Depuis son retour de Lyon, elle était restée dans sa bulle. Quand elle avait quitté l’appartement du jeune mec au tesson de bouteille, quartier de la Duchère, elle s’était précipitée dans une librairie pour se procurer le livre de Stéphane Terney : un ouvrage scientifique, avec des exemples et des démonstrations mathématiques qui paraissaient inintéressantes. Puis, après avoir averti sa mère qu’elle risquait de rentrer très tard dans la nuit, voire au petit matin, elle avait pris la route, sans s’arrêter ni penser à autre chose qu’à son affaire. Le pied enfoncé au plancher, elle n’avait eu qu’une envie : se retrouver face à celui qui, sans aucun doute, aurait des comptes à rendre au sujet du vol de la momie et l’éclairerait sur son rapport ambigu avec Grégory Carnot.
À grandes enjambées, elle dépassa une rangée de maisons et se retrouva face à celle de Terney : une façade de béton peinte en blanc, sur deux étages, avec garage privé et solide porte métallique, qui lui donnait l’allure d’un coffre-fort géant. Il était presque 23 heures et aucune lumière ne filtrait par les fenêtres du premier. Trop tard, bien trop tard pour frapper à la porte sans éveiller les soupçons. Après tout, Lucie ne connaissait presque rien de Terney et marchait sur des œufs : l’homme, caché derrière un tas de diplômes, à en croire le rouquin et le livre sur l’ADN, devait être d’autant plus dangereux.

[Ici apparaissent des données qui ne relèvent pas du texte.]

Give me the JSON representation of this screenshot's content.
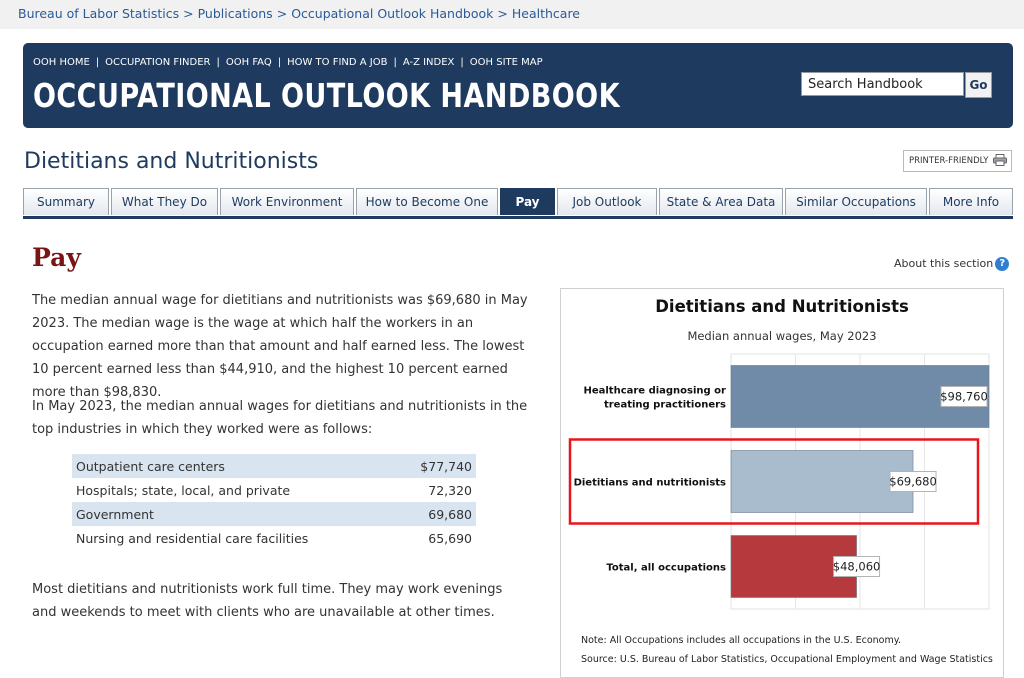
{
  "breadcrumb": {
    "items": [
      "Bureau of Labor Statistics",
      "Publications",
      "Occupational Outlook Handbook",
      "Healthcare"
    ],
    "separator": ">"
  },
  "banner": {
    "nav": [
      "OOH HOME",
      "OCCUPATION FINDER",
      "OOH FAQ",
      "HOW TO FIND A JOB",
      "A-Z INDEX",
      "OOH SITE MAP"
    ],
    "title": "OCCUPATIONAL OUTLOOK HANDBOOK",
    "search_value": "Search Handbook",
    "go_label": "Go",
    "background_color": "#1e3a5f"
  },
  "page": {
    "title": "Dietitians and Nutritionists",
    "printer_label": "PRINTER-FRIENDLY",
    "printer_icon": "printer-icon"
  },
  "tabs": {
    "items": [
      "Summary",
      "What They Do",
      "Work Environment",
      "How to Become One",
      "Pay",
      "Job Outlook",
      "State & Area Data",
      "Similar Occupations",
      "More Info"
    ],
    "active": "Pay"
  },
  "section": {
    "heading": "Pay",
    "about_label": "About this section",
    "about_icon": "help-icon",
    "para1": "The median annual wage for dietitians and nutritionists was $69,680 in May 2023. The median wage is the wage at which half the workers in an occupation earned more than that amount and half earned less. The lowest 10 percent earned less than $44,910, and the highest 10 percent earned more than $98,830.",
    "para2": "In May 2023, the median annual wages for dietitians and nutritionists in the top industries in which they worked were as follows:",
    "para3": "Most dietitians and nutritionists work full time. They may work evenings and weekends to meet with clients who are unavailable at other times."
  },
  "industry_wages": [
    {
      "industry": "Outpatient care centers",
      "wage": "$77,740"
    },
    {
      "industry": "Hospitals; state, local, and private",
      "wage": "72,320"
    },
    {
      "industry": "Government",
      "wage": "69,680"
    },
    {
      "industry": "Nursing and residential care facilities",
      "wage": "65,690"
    }
  ],
  "chart_data": {
    "type": "bar",
    "orientation": "horizontal",
    "title": "Dietitians and Nutritionists",
    "subtitle": "Median annual wages, May 2023",
    "categories": [
      "Healthcare diagnosing or treating practitioners",
      "Dietitians and nutritionists",
      "Total, all occupations"
    ],
    "category_lines": [
      [
        "Healthcare diagnosing or",
        "treating practitioners"
      ],
      [
        "Dietitians and nutritionists"
      ],
      [
        "Total, all occupations"
      ]
    ],
    "values": [
      98760,
      69680,
      48060
    ],
    "value_labels": [
      "$98,760",
      "$69,680",
      "$48,060"
    ],
    "colors": [
      "#6f8ba8",
      "#a9bccd",
      "#b5393d"
    ],
    "highlighted": "Dietitians and nutritionists",
    "highlight_color": "#e8161b",
    "xlim": [
      0,
      98760
    ],
    "grid": true,
    "legend": "none",
    "note": "Note: All Occupations includes all occupations in the U.S. Economy.",
    "source": "Source: U.S. Bureau of Labor Statistics, Occupational Employment and Wage Statistics"
  }
}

Confrontée à cette situation difficile, elle observa les alentours et se précipita vers une impasse, quelques mètres plus loin, qui éventrait le bloc des habitations. L’étroit chemin permettait un raccourci vers une rue parallèle mais, surtout, d’accéder aux terrasses et aux jardinets situés à l’arrière des demeures. Il suffisait d’escalader une haute barrière en ciment pour en avoir le cœur net.

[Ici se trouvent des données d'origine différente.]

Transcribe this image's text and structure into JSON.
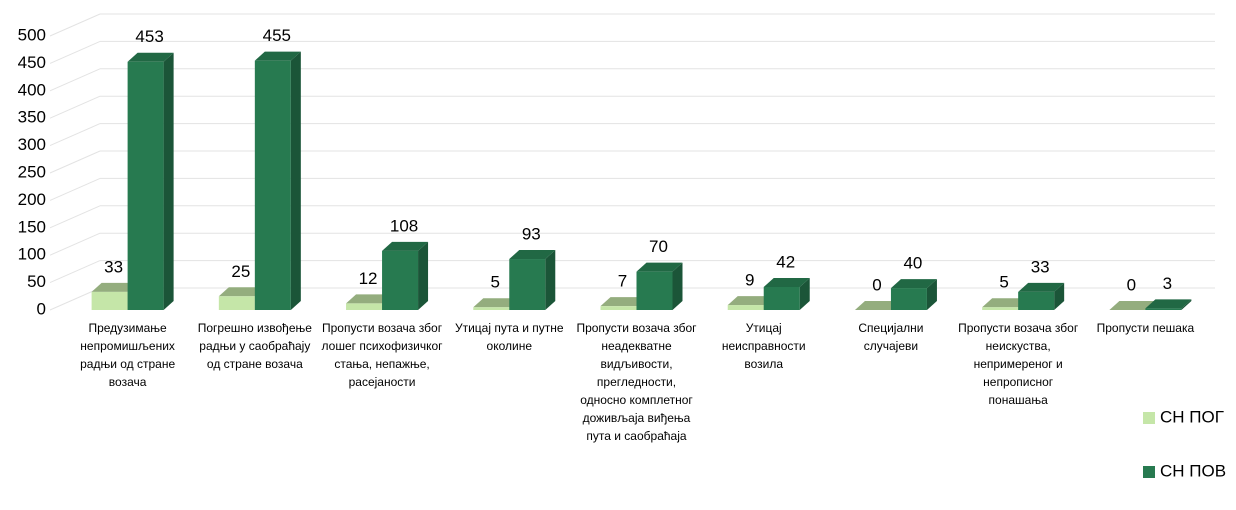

Après avoir enfilé sa paire de gants de laine, Lucie se propulsa vers le haut, ses paumes agrippèrent le rebord et elle parvint à se hisser après plusieurs tentatives, non sans s’écorcher les coudes et les avant-bras. L’instant d’après, son corps chutait lourdement dans l’herbe. Elle grogna en silence. Rien de cassé, mais ce petit exercice lui démontra, une fois de plus, qu’elle avait perdu sa forme d’antan.
Elle avait vu juste. Si les maisons côté rue n’offraient que des façades anonymes, de ce côté s’exprimaient les extravagances de leurs propriétaires. Terrasses suspendues, varangues hexagonales, jardins japonais à la végétation luxuriante. Un Paris friqué, à l’abri des convoitises.
Dans la rue Darwin, Lucie avait compté le nombre de façades qui séparaient la maison de Terney de l’impasse. Après avoir discrètement traversé le quatrième jardin, elle estima qu’elle se trouvait au bon endroit.
Analyse rapide de la situation : impossible d’entrer par le bas, à cause de la véranda au double vitrage. À l’étage, en revanche, elle remarqua une fenêtre entrouverte. Peut-être la chambre du scientifique. Le dos baissé, elle se dirigea vers la véranda, grimpa sur le baril récupérateur d’eau situé sous la gouttière et se retrouva sur le Plexiglas du toit en quelques secondes. Elle jeta un œil vers les environs : personne aux fenêtres. Les gens s’abrutissaient devant la télé, faisaient l’amour ou dormaient.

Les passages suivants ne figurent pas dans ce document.